= Maurizio Ceresoli =

Italian auto racing driver

Maurizio Ceresoli (born 25 May 1983, in Modena) is an Italian auto racing driver.

Ceresoli's first serious racing came in 2002, with the Italian Formula Ford Series. In his first season, he finished as runner-up. One more year was spent in the championship, where he finished fifth on points, before moving on to the Italian Formula Three Championship in 2004. Two seasons were spent here, finishing ninth in his first year, and fifth in 2005, both times for the Passoli Team.

==WTCC==
In 2006, Ceresoli competed in the FIA World Touring Car Championship, driving a full season for the independent GR Asia Team in a SEAT Toledo. From round thirteen, he switched car to a newly built SEAT Leon. His best placed finish was a fourteenth in race one at Brands Hatch. He ended the year fifth in the Yokohama Independents Trophy. For 2007 he remained with GR Asia in the Leon, but did not drive until round five at Valencia. He has also driven in the European Touring Car Cup.

==Racing record==

===Complete World Touring Car Championship results===
(key) (Races in bold indicate pole position) (Races in italics indicate fastest lap)

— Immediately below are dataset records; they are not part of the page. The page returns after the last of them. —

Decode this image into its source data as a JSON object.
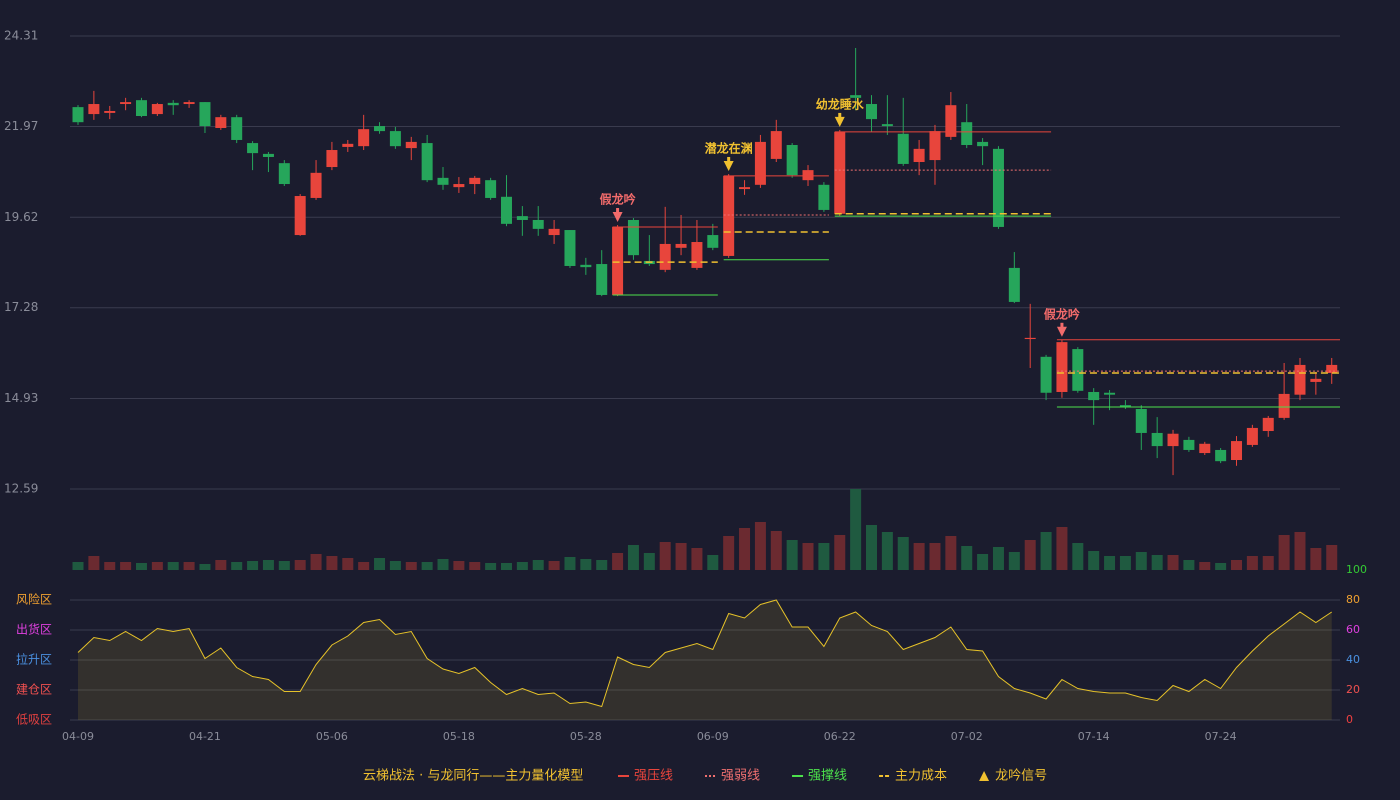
{
  "chart_data": [
    {
      "type": "candlestick",
      "categories": [
        "04-09",
        null,
        null,
        null,
        null,
        null,
        null,
        null,
        "04-21",
        null,
        null,
        null,
        null,
        null,
        null,
        null,
        "05-06",
        null,
        null,
        null,
        null,
        null,
        null,
        null,
        "05-18",
        null,
        null,
        null,
        null,
        null,
        null,
        null,
        "05-28",
        null,
        null,
        null,
        null,
        null,
        null,
        null,
        "06-09",
        null,
        null,
        null,
        null,
        null,
        null,
        null,
        "06-22",
        null,
        null,
        null,
        null,
        null,
        null,
        null,
        "07-02",
        null,
        null,
        null,
        null,
        null,
        null,
        null,
        "07-14",
        null,
        null,
        null,
        null,
        null,
        null,
        null,
        "07-24",
        null,
        null,
        null,
        null,
        null,
        null,
        null
      ],
      "ohlc": [
        [
          22.47,
          22.08,
          22.52,
          22.01
        ],
        [
          22.29,
          22.55,
          22.89,
          22.14
        ],
        [
          22.32,
          22.37,
          22.5,
          22.16
        ],
        [
          22.55,
          22.6,
          22.71,
          22.39
        ],
        [
          22.65,
          22.24,
          22.71,
          22.21
        ],
        [
          22.29,
          22.55,
          22.58,
          22.24
        ],
        [
          22.58,
          22.52,
          22.65,
          22.27
        ],
        [
          22.55,
          22.6,
          22.65,
          22.45
        ],
        [
          22.6,
          21.98,
          22.6,
          21.8
        ],
        [
          21.93,
          22.21,
          22.27,
          21.88
        ],
        [
          22.21,
          21.62,
          22.27,
          21.54
        ],
        [
          21.54,
          21.28,
          21.59,
          20.84
        ],
        [
          21.26,
          21.18,
          21.31,
          20.79
        ],
        [
          21.02,
          20.48,
          21.1,
          20.43
        ],
        [
          19.16,
          20.17,
          20.22,
          19.14
        ],
        [
          20.12,
          20.77,
          21.1,
          20.07
        ],
        [
          20.92,
          21.36,
          21.57,
          20.84
        ],
        [
          21.44,
          21.52,
          21.62,
          21.31
        ],
        [
          21.46,
          21.9,
          22.27,
          21.36
        ],
        [
          21.98,
          21.85,
          22.08,
          21.78
        ],
        [
          21.85,
          21.46,
          21.96,
          21.39
        ],
        [
          21.41,
          21.57,
          21.7,
          21.1
        ],
        [
          21.54,
          20.58,
          21.75,
          20.53
        ],
        [
          20.64,
          20.46,
          20.92,
          20.33
        ],
        [
          20.4,
          20.48,
          20.66,
          20.25
        ],
        [
          20.48,
          20.64,
          20.69,
          20.22
        ],
        [
          20.58,
          20.12,
          20.64,
          20.07
        ],
        [
          20.15,
          19.45,
          20.71,
          19.39
        ],
        [
          19.65,
          19.55,
          19.91,
          19.14
        ],
        [
          19.55,
          19.32,
          19.91,
          19.14
        ],
        [
          19.16,
          19.32,
          19.55,
          18.93
        ],
        [
          19.29,
          18.36,
          19.29,
          18.31
        ],
        [
          18.39,
          18.33,
          18.57,
          18.13
        ],
        [
          18.41,
          17.61,
          18.77,
          17.58
        ],
        [
          17.61,
          19.37,
          19.42,
          17.58
        ],
        [
          19.55,
          18.64,
          19.6,
          18.52
        ],
        [
          18.49,
          18.41,
          19.16,
          18.36
        ],
        [
          18.26,
          18.93,
          19.89,
          18.2
        ],
        [
          18.83,
          18.93,
          19.68,
          18.64
        ],
        [
          18.31,
          18.98,
          19.55,
          18.26
        ],
        [
          19.16,
          18.83,
          19.45,
          18.77
        ],
        [
          18.62,
          20.69,
          20.74,
          18.57
        ],
        [
          20.35,
          20.4,
          20.58,
          20.2
        ],
        [
          20.46,
          21.57,
          21.75,
          20.38
        ],
        [
          21.13,
          21.85,
          22.14,
          21.05
        ],
        [
          21.49,
          20.71,
          21.54,
          20.64
        ],
        [
          20.58,
          20.84,
          20.97,
          20.43
        ],
        [
          20.46,
          19.81,
          20.53,
          19.76
        ],
        [
          19.71,
          21.83,
          21.88,
          19.65
        ],
        [
          22.78,
          22.71,
          24.0,
          22.39
        ],
        [
          22.55,
          22.16,
          22.78,
          21.83
        ],
        [
          22.03,
          21.98,
          22.78,
          21.75
        ],
        [
          21.78,
          21.0,
          22.71,
          20.95
        ],
        [
          21.05,
          21.39,
          21.62,
          20.71
        ],
        [
          21.1,
          21.85,
          22.01,
          20.46
        ],
        [
          21.7,
          22.52,
          22.86,
          21.62
        ],
        [
          22.08,
          21.49,
          22.55,
          21.41
        ],
        [
          21.57,
          21.46,
          21.67,
          20.97
        ],
        [
          21.39,
          19.37,
          21.46,
          19.32
        ],
        [
          18.31,
          17.43,
          18.72,
          17.4
        ],
        [
          16.47,
          16.5,
          17.38,
          15.72
        ],
        [
          16.01,
          15.08,
          16.06,
          14.89
        ],
        [
          15.1,
          16.39,
          16.45,
          14.95
        ],
        [
          16.21,
          15.13,
          16.26,
          15.08
        ],
        [
          15.1,
          14.89,
          15.2,
          14.25
        ],
        [
          15.08,
          15.03,
          15.15,
          14.63
        ],
        [
          14.76,
          14.71,
          14.89,
          14.66
        ],
        [
          14.66,
          14.04,
          14.76,
          13.6
        ],
        [
          14.04,
          13.7,
          14.45,
          13.39
        ],
        [
          13.7,
          14.02,
          14.12,
          12.95
        ],
        [
          13.86,
          13.6,
          13.94,
          13.55
        ],
        [
          13.52,
          13.76,
          13.81,
          13.47
        ],
        [
          13.6,
          13.31,
          13.65,
          13.26
        ],
        [
          13.34,
          13.83,
          13.96,
          13.19
        ],
        [
          13.73,
          14.17,
          14.25,
          13.68
        ],
        [
          14.09,
          14.43,
          14.48,
          13.94
        ],
        [
          14.43,
          15.05,
          15.85,
          14.38
        ],
        [
          15.03,
          15.8,
          15.98,
          14.89
        ],
        [
          15.36,
          15.44,
          15.62,
          15.03
        ],
        [
          15.59,
          15.8,
          15.98,
          15.31
        ]
      ],
      "ylim": [
        12.59,
        24.31
      ],
      "yticks": [
        24.31,
        21.97,
        19.62,
        17.28,
        14.93,
        12.59
      ],
      "grid": true,
      "up_color": "#e8453c",
      "down_color": "#26a65b",
      "signals": [
        {
          "label": "假龙吟",
          "color": "#f26b6b",
          "start": 34,
          "end": 40,
          "press": 19.37,
          "weak": null,
          "support": 17.61,
          "cost": 18.46
        },
        {
          "label": "潜龙在渊",
          "color": "#f0c030",
          "start": 41,
          "end": 47,
          "press": 20.69,
          "weak": 19.68,
          "support": 18.52,
          "cost": 19.24
        },
        {
          "label": "幼龙睡水",
          "color": "#f0c030",
          "start": 48,
          "end": 61,
          "press": 21.83,
          "weak": 20.84,
          "support": 19.65,
          "cost": 19.71
        },
        {
          "label": "假龙吟",
          "color": "#f26b6b",
          "start": 62,
          "end": 79,
          "press": 16.45,
          "weak": 15.64,
          "support": 14.71,
          "cost": 15.59
        }
      ]
    },
    {
      "type": "volume",
      "values": [
        8,
        14,
        8,
        8,
        7,
        8,
        8,
        8,
        6,
        10,
        8,
        9,
        10,
        9,
        10,
        16,
        14,
        12,
        8,
        12,
        9,
        8,
        8,
        11,
        9,
        8,
        7,
        7,
        8,
        10,
        9,
        13,
        11,
        10,
        17,
        25,
        17,
        28,
        27,
        22,
        15,
        34,
        42,
        48,
        39,
        30,
        27,
        27,
        35,
        81,
        45,
        38,
        33,
        27,
        27,
        34,
        24,
        16,
        23,
        18,
        30,
        38,
        43,
        27,
        19,
        14,
        14,
        18,
        15,
        15,
        10,
        8,
        7,
        10,
        14,
        14,
        35,
        38,
        22,
        25
      ],
      "up_color": "#6b2a30",
      "down_color": "#1f5a40"
    },
    {
      "type": "line",
      "color": "#e6c229",
      "values": [
        45,
        55,
        53,
        59,
        53,
        61,
        59,
        61,
        41,
        48,
        35,
        29,
        27,
        19,
        19,
        37,
        50,
        56,
        65,
        67,
        57,
        59,
        41,
        34,
        31,
        35,
        25,
        17,
        21,
        17,
        18,
        11,
        12,
        9,
        42,
        37,
        35,
        45,
        48,
        51,
        47,
        71,
        68,
        77,
        80,
        62,
        62,
        49,
        68,
        72,
        63,
        59,
        47,
        51,
        55,
        62,
        47,
        46,
        29,
        21,
        18,
        14,
        27,
        21,
        19,
        18,
        18,
        15,
        13,
        23,
        19,
        27,
        21,
        35,
        46,
        56,
        64,
        72,
        65,
        72
      ],
      "ylim": [
        0,
        100
      ],
      "yticks": [
        0,
        20,
        40,
        60,
        80,
        100
      ],
      "ytick_colors": [
        "#f04040",
        "#f05050",
        "#4a90e0",
        "#e040e0",
        "#f0a030",
        "#33cc33"
      ],
      "zones": [
        {
          "value": 80,
          "label": "风险区",
          "color": "#f0a030"
        },
        {
          "value": 60,
          "label": "出货区",
          "color": "#e040e0"
        },
        {
          "value": 40,
          "label": "拉升区",
          "color": "#4a90e0"
        },
        {
          "value": 20,
          "label": "建仓区",
          "color": "#f05050"
        },
        {
          "value": 0,
          "label": "低吸区",
          "color": "#e04040"
        }
      ]
    }
  ],
  "title": "云梯战法 · 与龙同行——主力量化模型",
  "legend": [
    {
      "name": "强压线",
      "color": "#e8453c",
      "style": "solid"
    },
    {
      "name": "强弱线",
      "color": "#f07070",
      "style": "dotted"
    },
    {
      "name": "强撑线",
      "color": "#4ce04c",
      "style": "solid"
    },
    {
      "name": "主力成本",
      "color": "#f0c030",
      "style": "dashed"
    },
    {
      "name": "龙吟信号",
      "color": "#f0c030",
      "style": "triangle"
    }
  ]
}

Year: Team; Car; 1; 2; 3; 4; 5; 6; 7; 8; 9; 10; 11; 12; 13; 14; 15; 16; 17; 18; 19; 20; 21; 22; DC; Points
2006: GR Asia; SEAT Toledo Cupra; ITA 1 25; ITA 2 19; FRA 1 NC; FRA 2 19; GBR 1 14; GBR 2 19; GER 1 21; GER 2 22; BRA 1 Ret; BRA 2 DNS; MEX 1 16; MEX 2 16†; NC; 0
SEAT León: CZE 1 20; CZE 2 NC; TUR 1 16; TUR 2 17; ESP 1 17; ESP 2 18; MAC 1 17; MAC 2 Ret
2007: GR Asia; SEAT León; BRA 1; BRA 2; NED 1; NED 2; ESP 1 15; ESP 2 23; FRA 1 Ret; FRA 2 15; CZE 1 17; CZE 2 14; POR 1 18; POR 2 16; SWE 1 23; SWE 2 25; GER 1 15; GER 2 16; GBR 1 Ret; GBR 2 19; ITA 1 17; ITA 2 Ret; MAC 1 22; MAC 2 18; NC; 0

^{†} Driver did not finish the race, but was classified as he completed over 90% of the race distance.